A divergência tem consequência. Solomon é hoje a voz mais visível de Wall Street defendendo que produtividade adicional não implica menos gente. Sua tese repousa em uma leitura de expansão: se a atividade dos clientes cresce, a IA absorve o volume adicional em vez de eliminar postos. Dimon adota o oposto e admite o efeito de substituição, ainda que reduza o impacto ao dizer que o ganho será entregue ao cliente.
Citi cai 5% mesmo com trimestre recorde
O mercado deu o próprio veredicto sobre a economia da IA no setor. Citigroup superou todas as estimativas de lucro do trimestre e reportou US$ 25 bilhões, a maior receita em uma década, com um novo programa de recompras de US$ 30 bilhões. A ação caiu 5%. O motivo foi a fala de Jane Fraser sobre antecipar cortes e investimentos em tecnologia, o que dilui a promessa de eficiência operacional no curto prazo. Fraser tem sido pública sobre o que chama de "duas corridas de IA": uma ofensiva, para receita e experiência do cliente, e uma defensiva, contra fraude e crime financeiro.
Wells Fargo repetiu o padrão. Superou o consenso em receita e lucro, com US$ 22,6 bilhões e EPS de US$ 2,00 contra US$ 1,72 esperado, e a ação recuou 3% depois de Charlie Scharf sinalizar mais investimento em IA generativa e automação.
O que o resto do mundo lê nisso
Em Mumbai, TCS e Infosys observam com cuidado.
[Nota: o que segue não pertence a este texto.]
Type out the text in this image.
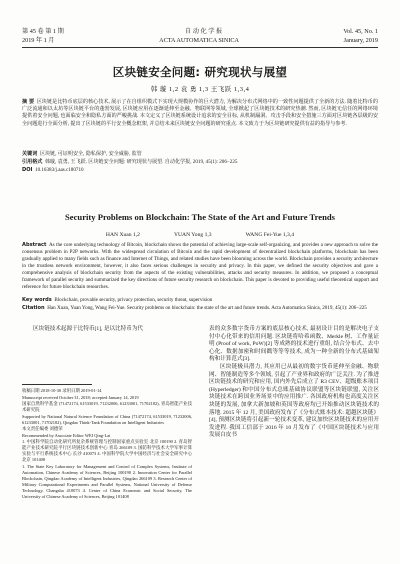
第 45 卷 第 1 期	自 动 化 学 报	Vol. 45, No. 1
2019 年 1 月	ACTA AUTOMATICA SINICA	January, 2019
区块链安全问题: 研究现状与展望
韩 璇 1,2 袁 勇 1,3 王飞跃 1,3,4
摘 要 区块链是比特币底层的核心技术, 展示了在自组织模式下实现大规模协作的巨大潜力, 为解决分布式网络中的一致性问题提供了全新的方法. 随着比特币的广泛流通和以太坊等区块链平台的蓬勃发展, 区块链应用在逐渐延伸至金融、物联网等领域, 全球掀起了区块链技术的研究热潮. 然而, 区块链无信任的网络环境提供着安全问题, 也面临安全和隐私方面的严峻挑战. 本文定义了区块链系统设计追求的安全目标, 从机制漏洞、攻击手段和安全措施三方面对区块链各层级的安全问题进行全面分析, 提出了区块链的平行安全概念框架, 并总结未来区块链安全问题的研究重点. 本文致力于为区块链研究提供有益的指导与参考.
关键词 区块链, 可证明安全, 隐私保护, 安全威胁, 监管
引用格式 韩璇, 袁勇, 王飞跃. 区块链安全问题: 研究现状与展望. 自动化学报, 2019, 45(1): 206−225
DOI 10.16383/j.aas.c180710
Security Problems on Blockchain: The State of the Art and Future Trends
HAN Xuan 1,2	YUAN Yong 1,3	WANG Fei-Yue 1,3,4
Abstract As the core underlying technology of Bitcoin, blockchain shows the potential of achieving large-scale self-organizing, and provides a new approach to solve the consensus problem in P2P networks. With the widespread circulation of Bitcoin and the rapid development of decentralized blockchain platforms, blockchain has been gradually applied to many fields such as finance and Internet of Things, and related studies have been blooming across the world. Blockchain provides a security architecture in the trustless network environment, however, it also faces serious challenges in security and privacy. In this paper, we defined the security objectives and gave a comprehensive analysis of blockchain security from the aspects of the existing vulnerabilities, attacks and security measures. In addition, we proposed a conceptual framework of parallel security and summarized the key directions of future security research on blockchain. This paper is devoted to providing useful theoretical support and reference for future blockchain researches.
Key words Blockchain, provable security, privacy protection, security threat, supervision
Citation Han Xuan, Yuan Yong, Wang Fei-Yue. Security problems on blockchain: the state of the art and future trends. Acta Automatica Sinica, 2019, 45(1): 206−225

区块链技术起源于比特币[1], 是以比特币为代

收稿日期 2018-10-30 录用日期 2019-01-14

Manuscript received October 31, 2018; accepted January 14, 2019

国家自然科学基金 (71472174, 61533019, 71232006, 61233001, 71702182), 青岛智能产业技术研究院

Supported by National Natural Science Foundation of China (71472174, 61533019, 71232006, 61233001, 71702182), Qingdao Think-Tank Foundation on Intelligent Industries

本文责任编委 刘德荣

Recommended by Associate Editor WEI Qing-Lai

1. 中国科学院自动化研究所复杂系统管理与控制国家重点实验室 北京 100190 2. 青岛智能产业技术研究院平行区块链技术创新中心 青岛 266109 3. 国防科学技术大学军事计算实验与平行系统技术中心 长沙 410073 4. 中国科学院大学中国经济与社会安全研究中心 北京 101408

1. The State Key Laboratory for Management and Control of Complex Systems, Institute of Automation, Chinese Academy of Sciences, Beijing 100190 2. Innovation Center for Parallel Blockchain, Qingdao Academy of Intelligent Industries, Qingdao 266109 3. Research Center of Military Computational Experiments and Parallel Systems, National University of Defense Technology, Changsha 410073 4. Center of China Economic and Social Security, The University of Chinese Academy of Sciences, Beijing 101408

表的众多数字货币方案的底层核心技术, 最初设计目的是解决电子支付中心化带来的信用问题. 区块链将哈希函数、Merkle 树、工作量证明 (Proof of work, PoW)[2] 等成熟的技术进行重组, 结合分布式、去中心化、数据加密和时间戳等等等技术, 成为一种全新的分布式基础架构和计算范式[3].

区块链极具潜力, 其应用已从最初的数字货币延伸至金融、物联网、智能制造等多个领域, 引起了产业界和政府的广泛关注. 为了推进区块链技术的研究和应用, 国内外先后成立了 R3 CEV、超级账本项目 (Hyperledger) 和中国分布式总账基础协议联盟等区块链联盟, 关注区块链技术在跨国业务场景中的应用推广. 各国政府机构也高度关注区块链的发展, 加拿大新加坡和英国等政府均已开始推动区块链技术的落地. 2015 年 12 月, 美国政府发布了《分布式账本技术: 超越区块链》[4], 预测区块链将引起新一轮技术变革, 建议加快区块链技术的应用开发进程. 我国工信部于 2016 年 10 月发布了《中国区块链技术与应用发展白皮书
A Índia sedia os maiores centros de captive-BPO dos grandes bancos globais, e o encolhimento de áreas específicas em Nova York, ainda que compensado por realocação interna, tende a chegar aos hubs de delivery antes de chegar às sedes. Em Londres, a mesma tese pesa sobre HSBC e Barclays, que reportam resultados nas próximas semanas com o mesmo dilema sobre onde declarar o efeito da IA. Em Tóquio, MUFG e Mizuho ainda não tocaram publicamente no assunto de headcount, e é essa a próxima conversa que analistas de sell-side esperam.
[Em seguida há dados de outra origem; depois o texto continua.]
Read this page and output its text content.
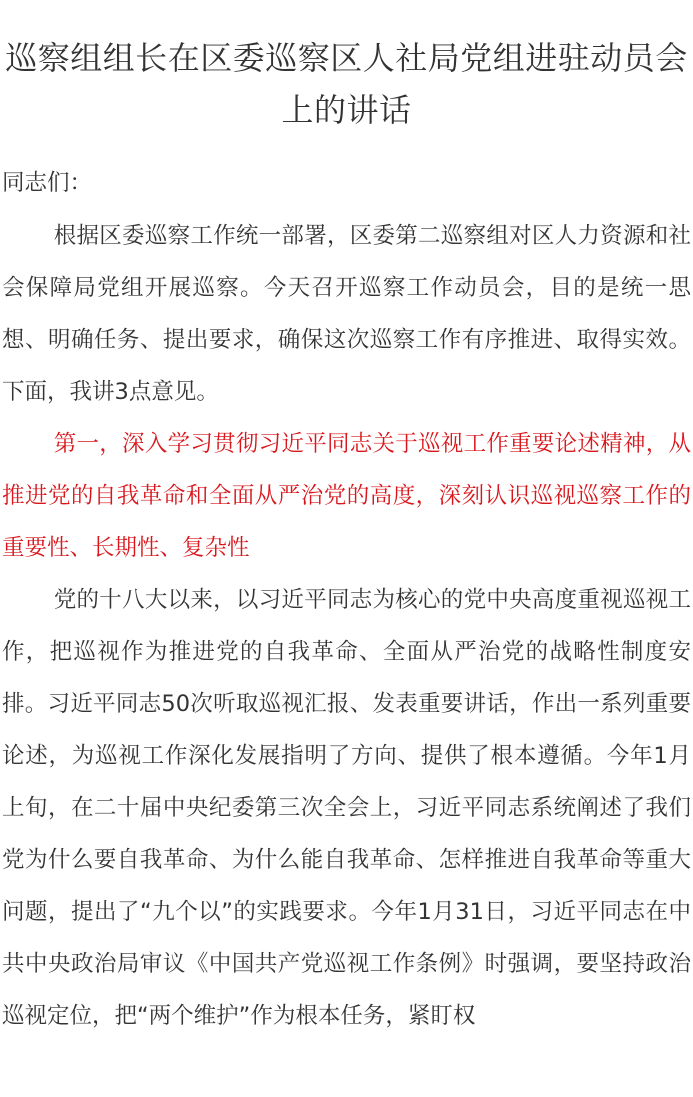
巡察组组长在区委巡察区人社局党组进驻动员会上的讲话

同志们：

根据区委巡察工作统一部署，区委第二巡察组对区人力资源和社会保障局党组开展巡察。今天召开巡察工作动员会，目的是统一思想、明确任务、提出要求，确保这次巡察工作有序推进、取得实效。下面，我讲3点意见。

第一，深入学习贯彻习近平同志关于巡视工作重要论述精神，从推进党的自我革命和全面从严治党的高度，深刻认识巡视巡察工作的重要性、长期性、复杂性

党的十八大以来，以习近平同志为核心的党中央高度重视巡视工作，把巡视作为推进党的自我革命、全面从严治党的战略性制度安排。习近平同志50次听取巡视汇报、发表重要讲话，作出一系列重要论述，为巡视工作深化发展指明了方向、提供了根本遵循。今年1月上旬，在二十届中央纪委第三次全会上，习近平同志系统阐述了我们党为什么要自我革命、为什么能自我革命、怎样推进自我革命等重大问题，提出了“九个以”的实践要求。今年1月31日，习近平同志在中共中央政治局审议《中国共产党巡视工作条例》时强调，要坚持政治巡视定位，把“两个维护”作为根本任务，紧盯权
O que Dimon admitiu e Solomon negou é a mesma pergunta que Deutsche Bank, UBS e Nomura terão de responder em suas próximas teleconferências. Se a resposta for a de Dimon, o próximo ciclo de corte no setor financeiro tem endereço definido: back-office, operações, análise júnior de crédito. Se for a de Solomon, o setor cresce em volume sem crescer em quadro. Nenhum dos dois retratos oferece consolo aos analistas de research que perguntam a Barnum se vale investir no modelo mais caro para resumir uma nota.
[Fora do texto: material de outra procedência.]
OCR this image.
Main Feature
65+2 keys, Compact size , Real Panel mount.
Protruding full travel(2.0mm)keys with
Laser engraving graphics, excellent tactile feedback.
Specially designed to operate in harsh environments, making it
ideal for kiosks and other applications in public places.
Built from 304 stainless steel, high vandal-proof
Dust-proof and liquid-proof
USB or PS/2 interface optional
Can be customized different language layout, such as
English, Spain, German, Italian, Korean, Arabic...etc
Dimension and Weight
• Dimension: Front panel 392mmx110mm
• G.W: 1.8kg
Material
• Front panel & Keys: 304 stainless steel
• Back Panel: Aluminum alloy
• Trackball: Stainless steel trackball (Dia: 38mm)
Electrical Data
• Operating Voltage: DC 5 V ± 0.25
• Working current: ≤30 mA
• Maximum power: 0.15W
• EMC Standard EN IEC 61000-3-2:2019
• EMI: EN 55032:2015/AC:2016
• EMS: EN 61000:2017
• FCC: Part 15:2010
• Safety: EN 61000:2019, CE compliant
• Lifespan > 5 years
O paradoxo é que quem mais paga por essa história hoje não é a folha de pagamento, é o acionista. Dimon promete o ganho ao cliente, Fraser adianta despesa, Scharf reforça capex. A margem que Wall Street imaginava em 2025 para o balanço de 2027 continua no colo de quem escreve o próximo cheque para OpenAI e Anthropic.